II.

In his youth the king heard a hermit's bell and in the ineffable peace of its sound realized the deepest longing of his heart.

Once in his youth,
While his new ears could yet distinguish truth,
He heard a listless bell clang langorously,
A liquid, languid clamor,
The talking tone of iron struck by the hammer,
A sound that blew like smoke across the sea,
Low, slow and trembling dreamfully
From the high, horn-shaped cape;
For there a hermit lived
And tended the wild grape,
Where white, campaniform, small lilies teem,
And there he died beside his cell,
Lost in his dream of heaven and of hell;
And the bell was the voice of that old dream.
One Lusitanian summer, long ago,
Upon a hot and azure afternoon,
While the oars trailed
And with the tide they sailed,
And tenor zithers an ivory tune—
Along cerulean coasts,
With islands like blue ghosts,
Rang the lone hermit's bell,
"Alone-lin-lang-alone,"
Clear as a wounded angel's voice,
Soft as a death spell that old women croon—
The harbor gulf lay placid,
And in the west there hung a half a moon.

Through all his life the bell never ceases to lure him. Weak from wounds, he sees a vision of the peace of death in life in the hermit's garden on the cape.

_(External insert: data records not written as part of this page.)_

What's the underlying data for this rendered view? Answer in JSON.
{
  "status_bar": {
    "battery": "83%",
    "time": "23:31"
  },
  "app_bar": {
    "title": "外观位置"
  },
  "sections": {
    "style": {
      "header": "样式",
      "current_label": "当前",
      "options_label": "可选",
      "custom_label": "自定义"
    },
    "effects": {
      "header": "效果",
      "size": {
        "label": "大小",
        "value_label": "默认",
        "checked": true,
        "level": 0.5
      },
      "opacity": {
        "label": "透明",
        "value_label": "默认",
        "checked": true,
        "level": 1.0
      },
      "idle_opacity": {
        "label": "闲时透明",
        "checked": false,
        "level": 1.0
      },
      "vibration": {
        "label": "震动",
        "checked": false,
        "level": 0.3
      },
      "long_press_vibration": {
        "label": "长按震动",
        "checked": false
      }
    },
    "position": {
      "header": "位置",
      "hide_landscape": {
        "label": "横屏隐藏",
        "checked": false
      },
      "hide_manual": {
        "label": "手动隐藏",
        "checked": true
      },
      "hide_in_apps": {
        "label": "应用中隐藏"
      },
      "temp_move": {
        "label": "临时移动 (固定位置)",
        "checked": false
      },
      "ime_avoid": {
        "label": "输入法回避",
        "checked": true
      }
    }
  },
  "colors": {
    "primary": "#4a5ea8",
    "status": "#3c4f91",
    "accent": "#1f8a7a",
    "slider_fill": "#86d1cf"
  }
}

Never again in laughter or in tears,
Or in titantic days of crashing shields,
In triumphs with blue light upon the spears,
Or when he rivaled God upon his throne
Never had the bell's voice died;
In all his purple, blood-bought pride
It seemed to toll for him an overtone,
After the battle with his veins' blood spent,
Disheartened by the metal light of day,
Between the crisscross threads that made his tent,
The fear of life came on him as he lay;
"Outside the world is garish," thought the king,
And then—and then he heard the lone bell ring
And saw the peace and green light of a wood;
It was a very vision of escape,
A high-walled garden on the crescent cape,
Fair as an evil thing but good.

The cape is luniform
Whereon the hermit's form
Lies bony white and still
Beside the chapel on the hill;
The long grass waves as if he breathes
At every breeze that weaves;
The birds have nests among old votive wreaths
And there the snake sheds in the rustling leaves.
There are faint flower sounds
Around, for spider hands have rung
The lily with its yellow clapper tongue,
All day the mists take shape
And the high hawks slant drifting down the cape—
By night the heavenly hunter leads his hounds,
Wandering the zodiacal bounds,
And all the white stars march,
Flaming in the unalterable arch,
While the wind swings the listless bell
That rings the hermit's knell—
Sleep well, sleep well!

III.

By his art the king casts four new bells that blend in perfect harmony with the hermit's. When they ring together the five bells charm all the senses.

Three years the king has dwelt within a cell
That he might dream his garden first to build it well,
His ministers are black with wrath
And the stone floor is hollowed to a path,
But still he hears the bell,
A frozen sound clear as a cold, deep well.
The king is melancholy mad, I guess.
At nights
The tower windows flash with lights
And many an artisan
Comes after midnight with the garden's plan
Of walls and towers
And terraces and flowers,
And spreads them wondering upon the floor;
The queen comes seldom now and least
Of all the priest;
There is no priest alive
That can the king's soul shrive;
The dead hermit from his cell
Has lured him close to heaven with his bell,
A strange, a mad, a melancholy spell.

The master of campanology
Has cast four lovely voices for the king,
Four godlike metal throats that sing
In towers at the corners of the wall;
And all the garden hears them call,
Four miracles of tone,
Of sound that flows to nothingness
Like water lines upon a river stone.